Previous actions taken by the EPA, along with state and city agencies, removed any immediate threats to the long-term health of nearby residents, employees and visitors to the site at the corner of Cooper and Irving avenues, according to the EPA. But more needs to be done.

The proposed plan involves permanently relocating five commercial businesses; the demolition of all contaminated buildings at the site; cleaning and replacing contaminated sewers; and the excavation, removal and off-site disposal of an estimated 24,300 cubic yards of contaminated soil, sediment and debris.

The EPA will support and assist the on-site tenants with relocating them.

“The EPA has used the Superfund program to successfully address shorter term risks posed by the radiation at this site, and this proposed plan moves us closer to a permanent fix that will protect those who live and work in the area over the long term,” said Catherine McCabe, acting regional administrator with the EPA. “While we recognize that relocation will be a stress on these businesses, we are weighing that against the long-term risks from radiation, which include an increased risk of cancer. EPA believes that this proposal offers the best course of action.”

Before the plan can get going, the public is asked to comment on the proposed plan.

The EPA will hold a public meeting on Aug. 16 at 7 p.m. at the Audrey Johnson Day Care Center, located at 272 Moffat St., Bushwick, to explain the cleanup proposal. Comments will be accepted until Aug. 28, when the EPA will review all public comments and prepare detailed responses.
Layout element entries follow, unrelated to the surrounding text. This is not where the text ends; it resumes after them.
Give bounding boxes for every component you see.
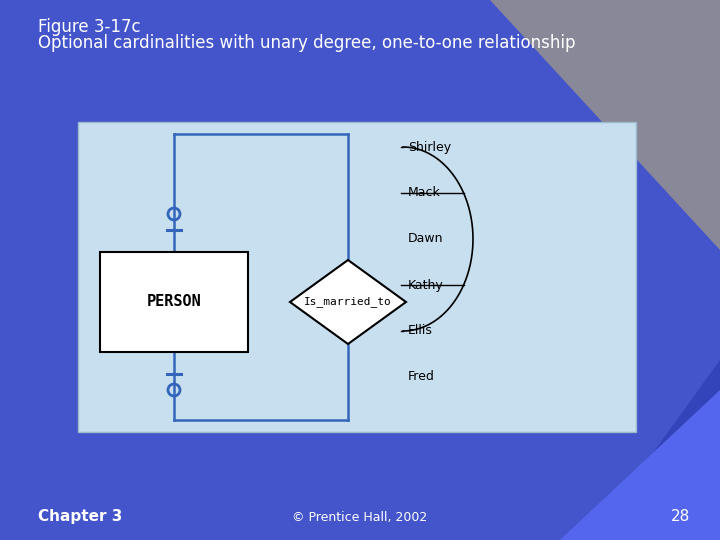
Bar bbox=[78, 122, 636, 432]
Text: Chapter 3: Chapter 3 bbox=[38, 509, 122, 524]
Text: © Prentice Hall, 2002: © Prentice Hall, 2002 bbox=[292, 511, 428, 524]
Text: Is_married_to: Is_married_to bbox=[304, 296, 392, 307]
Text: Dawn: Dawn bbox=[408, 233, 444, 246]
Text: Fred: Fred bbox=[408, 370, 435, 383]
Polygon shape bbox=[590, 360, 720, 540]
Polygon shape bbox=[490, 0, 720, 250]
Text: Mack: Mack bbox=[408, 186, 441, 199]
Bar bbox=[100, 252, 248, 352]
Text: 28: 28 bbox=[671, 509, 690, 524]
Text: Figure 3-17c: Figure 3-17c bbox=[38, 18, 140, 36]
Text: Optional cardinalities with unary degree, one-to-one relationship: Optional cardinalities with unary degree… bbox=[38, 34, 575, 52]
Polygon shape bbox=[290, 260, 406, 344]
Text: Ellis: Ellis bbox=[408, 325, 433, 338]
Text: Shirley: Shirley bbox=[408, 140, 451, 153]
Text: Kathy: Kathy bbox=[408, 279, 444, 292]
Text: PERSON: PERSON bbox=[147, 294, 202, 309]
Polygon shape bbox=[560, 390, 720, 540]
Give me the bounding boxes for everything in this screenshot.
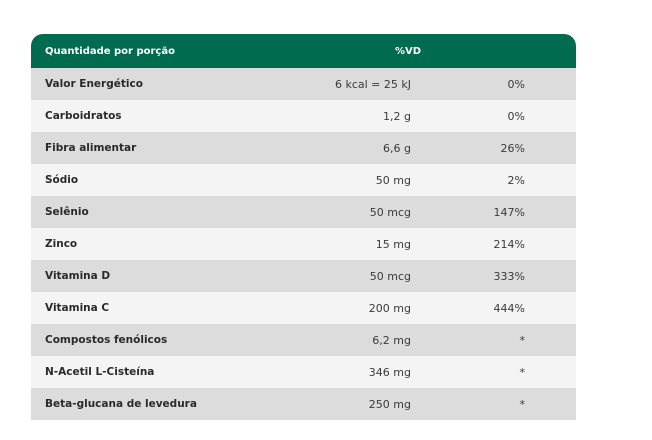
- table-row: Vitamina D 50 mcg 333%: [31, 260, 576, 292]
- table-row: Vitamina C 200 mg 444%: [31, 292, 576, 324]
- nutrient-vd: 2%: [507, 173, 525, 187]
- nutrient-amount: 50 mcg: [369, 269, 411, 283]
- nutrient-vd: 147%: [493, 205, 525, 219]
- nutrient-name: Selênio: [45, 206, 89, 218]
- table-row: Selênio 50 mcg 147%: [31, 196, 576, 228]
- nutrient-amount: 6,6 g: [383, 141, 411, 155]
- vd-header: %VD: [395, 45, 422, 57]
- nutrient-vd: *: [519, 365, 526, 379]
- table-row: Sódio 50 mg 2%: [31, 164, 576, 196]
- nutrient-name: Zinco: [45, 238, 78, 250]
- nutrient-name: Compostos fenólicos: [45, 334, 168, 346]
- nutrition-facts-table: Quantidade por porção %VD Valor Energéti…: [31, 34, 576, 420]
- table-row: Zinco 15 mg 214%: [31, 228, 576, 260]
- table-row: Fibra alimentar 6,6 g 26%: [31, 132, 576, 164]
- nutrient-amount: 50 mg: [375, 173, 411, 187]
- nutrient-amount: 1,2 g: [383, 109, 411, 123]
- nutrient-name: Beta-glucana de levedura: [45, 398, 197, 410]
- nutrient-amount: 6,2 mg: [372, 333, 411, 347]
- table-header: Quantidade por porção %VD: [31, 34, 576, 68]
- nutrient-vd: *: [519, 397, 526, 411]
- nutrient-name: Vitamina C: [45, 302, 110, 314]
- table-row: Carboidratos 1,2 g 0%: [31, 100, 576, 132]
- nutrient-vd: 26%: [500, 141, 525, 155]
- nutrient-amount: 6 kcal = 25 kJ: [334, 77, 411, 91]
- nutrient-name: Valor Energético: [45, 78, 143, 90]
- table-row: N-Acetil L-Cisteína 346 mg *: [31, 356, 576, 388]
- nutrient-amount: 346 mg: [368, 365, 411, 379]
- nutrient-name: Vitamina D: [45, 270, 111, 282]
- nutrient-name: Sódio: [45, 174, 79, 186]
- table-row: Valor Energético 6 kcal = 25 kJ 0%: [31, 68, 576, 100]
- table-row: Compostos fenólicos 6,2 mg *: [31, 324, 576, 356]
- nutrient-amount: 15 mg: [375, 237, 411, 251]
- nutrient-name: Carboidratos: [45, 110, 122, 122]
- portion-header: Quantidade por porção: [45, 45, 175, 57]
- nutrient-amount: 50 mcg: [369, 205, 411, 219]
- nutrient-vd: *: [519, 333, 526, 347]
- nutrient-vd: 214%: [493, 237, 525, 251]
- nutrient-amount: 250 mg: [368, 397, 411, 411]
- nutrient-vd: 0%: [507, 109, 525, 123]
- nutrient-name: N-Acetil L-Cisteína: [45, 366, 155, 378]
- nutrient-amount: 200 mg: [368, 301, 411, 315]
- nutrient-vd: 333%: [493, 269, 525, 283]
- nutrient-vd: 0%: [507, 77, 525, 91]
- nutrient-name: Fibra alimentar: [45, 142, 137, 154]
- table-row: Beta-glucana de levedura 250 mg *: [31, 388, 576, 420]
- nutrient-vd: 444%: [493, 301, 525, 315]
Written comments may be mailed or emailed to Thomas Mongelli, Remedial Project Manager, U.S. EPA, 290 Broadway, 20th Floor, New York, N.Y. 10007.

Comments can also be e-mailed mongelli.thomas[@]epa.gov.

To view the proposed cleanup plan, visit www.epa.gov/superfund/wolff-alport.

The former Wolff-Alport Chemical Company used to process imported monazite sand and extract rare earth metals. According to the EPA, monazite contains approximately 6 to 8 percent thorium, which is radioactive. Until 1947, the company disposed of their thorium waste into the sewer and on its property. In 1947, the U.S. Atomic Energy Commission ordered Wolff-Alport to stop those practices.